SaferAgenticAI

SAAI Auto-Assessor

LLM-powered conformity assessor for the Safer Agentic AI Framework. Upload evidence documents, select criteria, and get scored evaluations against the framework’s safety requirements.

Built with Next.js 14, Tailwind CSS, and the Anthropic API (client-side only, no server involvement).

Quick Start

cp .env.example .env.local        # Add your Anthropic API key
npm install                        # Install dependencies
npm run dev                        # http://localhost:3000/assessor/

Project Structure

src/
  app/
    page.tsx               # Home/landing page
    assess/page.tsx        # Full assessment workflow
    playground/page.tsx    # Quick evaluation playground
    data-handling/page.tsx # Data handling info page
    layout.tsx             # Root layout
    error.tsx              # Error boundary
    api/evaluate/route.ts  # (deprecated, unused)
  components/
    CriteriaTree.tsx       # Framework criteria browser
    SuiteDetail.tsx        # Suite-level detail view
    RadarChart.tsx         # Score visualization
    DocumentIngestion.tsx  # File upload and parsing
    EvidenceEvaluator.tsx  # Evaluation orchestration
    ScoreCard.tsx          # Score display
    ApiKeyInput.tsx        # API key entry
  lib/
    types.ts               # TypeScript type definitions
    criteria.ts            # Criteria data loader
    scoring.ts             # Score calculation (weighted averages)
    client-evaluator.ts    # Anthropic API calls (browser-side)
    document-parser.ts     # PDF, DOCX, image, text extraction
    evaluator.ts           # (deprecated, unused)
  data/
    criteria-v1.json       # Framework criteria definitions
    synthetic/             # Sample evidence documents for testing

Scripts

Command	Description
`npm run dev`	Start dev server on port 3000
`npm run build`	Production build (static export)
`npm run lint`	Run Next.js linting
`npm test`	Run all Playwright tests
`npm run test:chromium`	Tests in Chromium only
`npm run test:loading`	App loading tests
`npm run test:playground`	Playground page tests
`npm run test:assess`	Assessment workflow tests
`npm run test:mobile`	Mobile responsiveness tests
`npm run test:a11y`	Accessibility tests
`npm run test:visual`	Visual design tests
`npm run test:nav`	Navigation tests
`npm run test:report`	Open HTML test report

Running Tests

Tests use Playwright.
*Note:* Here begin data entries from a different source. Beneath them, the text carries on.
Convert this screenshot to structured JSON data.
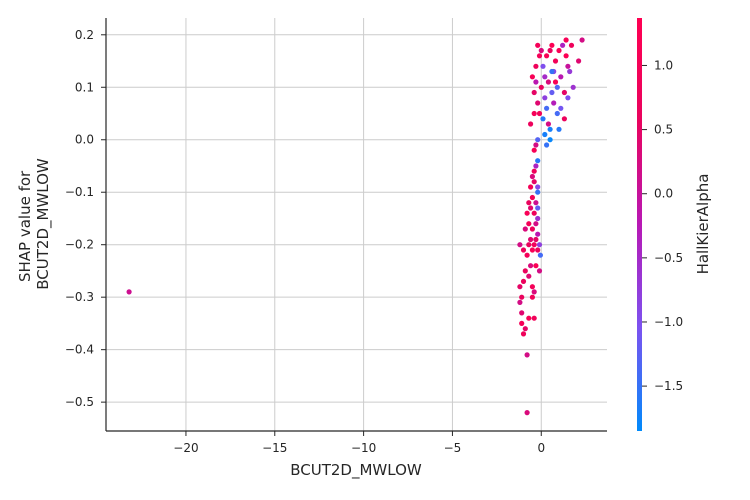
{
  "chart_data": {
    "type": "scatter",
    "xlabel": "BCUT2D_MWLOW",
    "ylabel_lines": [
      "SHAP value for",
      "BCUT2D_MWLOW"
    ],
    "colorbar_label": "HallKierAlpha",
    "xlim": [
      -24.5,
      3.7
    ],
    "ylim": [
      -0.555,
      0.232
    ],
    "xticks": [
      -20,
      -15,
      -10,
      -5,
      0
    ],
    "xtick_labels": [
      "−20",
      "−15",
      "−10",
      "−5",
      "0"
    ],
    "yticks": [
      0.2,
      0.1,
      0.0,
      -0.1,
      -0.2,
      -0.3,
      -0.4,
      -0.5
    ],
    "ytick_labels": [
      "0.2",
      "0.1",
      "0.0",
      "−0.1",
      "−0.2",
      "−0.3",
      "−0.4",
      "−0.5"
    ],
    "color_range": [
      -1.85,
      1.37
    ],
    "cticks": [
      1.0,
      0.5,
      0.0,
      -0.5,
      -1.0,
      -1.5
    ],
    "ctick_labels": [
      "1.0",
      "0.5",
      "0.0",
      "−0.5",
      "−1.0",
      "−1.5"
    ],
    "colormap": [
      "#008afb",
      "#7c52f0",
      "#b818b5",
      "#e9035e",
      "#ff0052"
    ],
    "grid": true,
    "points": [
      [
        -23.2,
        -0.29,
        0.1
      ],
      [
        -0.8,
        -0.52,
        0.3
      ],
      [
        -0.8,
        -0.41,
        0.2
      ],
      [
        -1.0,
        -0.37,
        0.8
      ],
      [
        -0.9,
        -0.36,
        0.5
      ],
      [
        -1.1,
        -0.35,
        1.0
      ],
      [
        -0.7,
        -0.34,
        1.1
      ],
      [
        -0.4,
        -0.34,
        0.9
      ],
      [
        -1.1,
        -0.33,
        0.4
      ],
      [
        -1.2,
        -0.31,
        0.2
      ],
      [
        -1.1,
        -0.3,
        0.6
      ],
      [
        -0.5,
        -0.3,
        0.9
      ],
      [
        -0.4,
        -0.29,
        0.3
      ],
      [
        -1.2,
        -0.28,
        0.5
      ],
      [
        -1.0,
        -0.27,
        0.7
      ],
      [
        -0.5,
        -0.28,
        1.0
      ],
      [
        -0.7,
        -0.26,
        0.4
      ],
      [
        -0.9,
        -0.25,
        0.6
      ],
      [
        -0.6,
        -0.24,
        0.3
      ],
      [
        -0.3,
        -0.24,
        1.2
      ],
      [
        -0.1,
        -0.25,
        0.2
      ],
      [
        -0.05,
        -0.22,
        -1.4
      ],
      [
        -1.2,
        -0.2,
        0.2
      ],
      [
        -1.0,
        -0.21,
        0.8
      ],
      [
        -0.8,
        -0.22,
        1.0
      ],
      [
        -0.7,
        -0.2,
        0.6
      ],
      [
        -0.6,
        -0.19,
        0.4
      ],
      [
        -0.5,
        -0.21,
        1.1
      ],
      [
        -0.4,
        -0.2,
        0.9
      ],
      [
        -0.3,
        -0.19,
        0.5
      ],
      [
        -0.2,
        -0.21,
        0.7
      ],
      [
        -0.2,
        -0.18,
        -0.2
      ],
      [
        -0.1,
        -0.2,
        -0.8
      ],
      [
        -0.9,
        -0.17,
        0.3
      ],
      [
        -0.7,
        -0.16,
        1.0
      ],
      [
        -0.5,
        -0.17,
        0.7
      ],
      [
        -0.3,
        -0.16,
        0.2
      ],
      [
        -0.2,
        -0.15,
        -0.6
      ],
      [
        -0.8,
        -0.14,
        1.1
      ],
      [
        -0.6,
        -0.13,
        0.4
      ],
      [
        -0.4,
        -0.14,
        0.8
      ],
      [
        -0.2,
        -0.13,
        -1.2
      ],
      [
        -0.7,
        -0.12,
        0.6
      ],
      [
        -0.5,
        -0.11,
        0.9
      ],
      [
        -0.3,
        -0.12,
        0.1
      ],
      [
        -0.2,
        -0.1,
        -1.5
      ],
      [
        -0.6,
        -0.09,
        1.0
      ],
      [
        -0.4,
        -0.08,
        0.5
      ],
      [
        -0.2,
        -0.09,
        -0.9
      ],
      [
        -0.5,
        -0.07,
        0.3
      ],
      [
        -0.4,
        -0.06,
        0.8
      ],
      [
        -0.3,
        -0.05,
        -0.4
      ],
      [
        -0.2,
        -0.04,
        -1.6
      ],
      [
        -0.4,
        -0.02,
        1.1
      ],
      [
        -0.3,
        -0.01,
        0.2
      ],
      [
        -0.2,
        0.0,
        -1.3
      ],
      [
        -0.6,
        0.03,
        0.7
      ],
      [
        -0.4,
        0.05,
        1.0
      ],
      [
        -0.2,
        0.07,
        0.4
      ],
      [
        0.1,
        0.04,
        -1.6
      ],
      [
        0.3,
        0.06,
        -1.4
      ],
      [
        0.5,
        0.02,
        -1.7
      ],
      [
        0.2,
        0.08,
        -0.8
      ],
      [
        0.6,
        0.09,
        -1.2
      ],
      [
        0.0,
        0.1,
        0.6
      ],
      [
        -0.5,
        0.12,
        1.1
      ],
      [
        -0.3,
        0.14,
        0.8
      ],
      [
        -0.1,
        0.16,
        1.0
      ],
      [
        0.2,
        0.12,
        -0.5
      ],
      [
        0.4,
        0.11,
        0.3
      ],
      [
        0.7,
        0.13,
        -0.9
      ],
      [
        0.9,
        0.1,
        -1.3
      ],
      [
        1.1,
        0.12,
        -0.2
      ],
      [
        1.3,
        0.09,
        0.5
      ],
      [
        1.5,
        0.08,
        -1.0
      ],
      [
        0.8,
        0.15,
        0.9
      ],
      [
        1.0,
        0.17,
        1.2
      ],
      [
        1.2,
        0.18,
        -0.4
      ],
      [
        1.4,
        0.19,
        1.1
      ],
      [
        1.7,
        0.18,
        0.8
      ],
      [
        2.3,
        0.19,
        0.2
      ],
      [
        2.1,
        0.15,
        0.4
      ],
      [
        1.4,
        0.16,
        1.3
      ],
      [
        1.6,
        0.13,
        -0.7
      ],
      [
        0.3,
        0.16,
        1.1
      ],
      [
        0.5,
        0.17,
        0.6
      ],
      [
        -0.2,
        0.18,
        1.0
      ],
      [
        0.0,
        0.17,
        0.3
      ],
      [
        0.6,
        0.13,
        -1.5
      ],
      [
        0.9,
        0.05,
        -1.4
      ],
      [
        0.4,
        0.03,
        0.2
      ],
      [
        -0.1,
        0.05,
        0.9
      ],
      [
        0.2,
        0.01,
        -1.7
      ],
      [
        0.7,
        0.07,
        -0.3
      ],
      [
        1.1,
        0.06,
        -1.1
      ],
      [
        1.3,
        0.04,
        0.7
      ],
      [
        0.1,
        0.14,
        -1.0
      ],
      [
        0.8,
        0.11,
        1.2
      ],
      [
        -0.4,
        0.09,
        0.5
      ],
      [
        1.8,
        0.1,
        -0.6
      ],
      [
        1.0,
        0.02,
        -1.6
      ],
      [
        0.5,
        0.0,
        -1.8
      ],
      [
        0.3,
        -0.01,
        -1.5
      ],
      [
        -0.3,
        0.11,
        -0.2
      ],
      [
        1.5,
        0.14,
        0.0
      ],
      [
        0.6,
        0.18,
        1.3
      ]
    ]
  }
}
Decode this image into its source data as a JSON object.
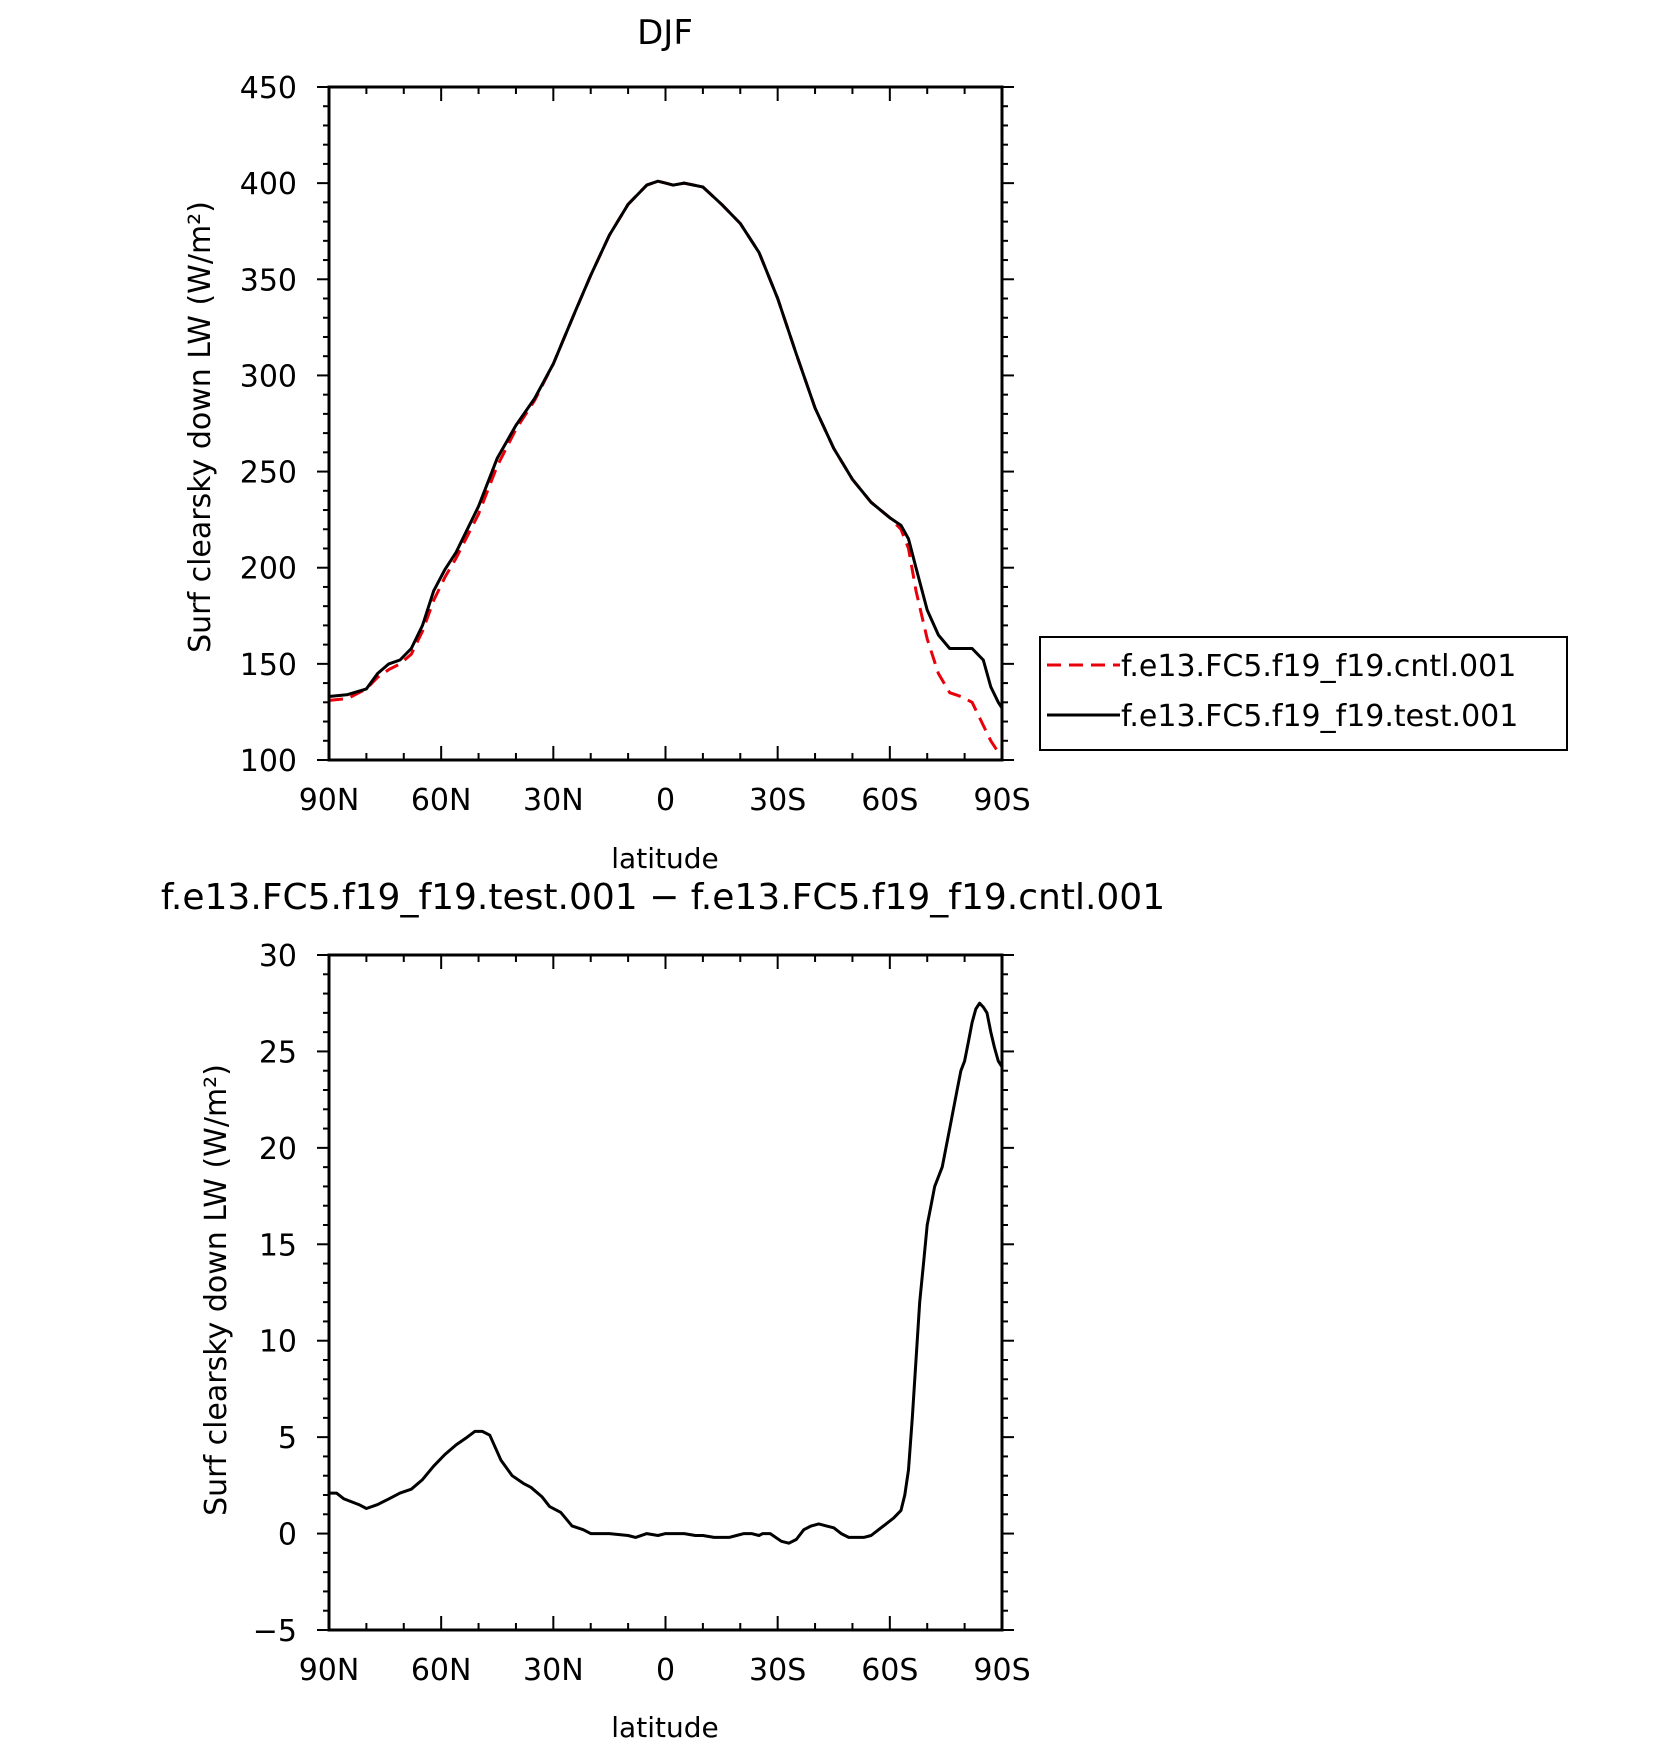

First-time setup:

npx playwright install             # Downloads browser binaries (one-time)
npm test                           # Runs all test suites

Architecture Notes

All LLM evaluation happens client-side. The user’s API key and documents never touch our servers. The api/evaluate/route.ts and evaluator.ts files are deprecated stubs from an earlier server-side design.

Scoring uses a 1-5 scale (1=Unacceptable, 2=Poor, 3=Average, 4=Good, 5=Excellent) with normative SFRs weighted at 1.5x. See src/lib/scoring.ts for the calculation logic.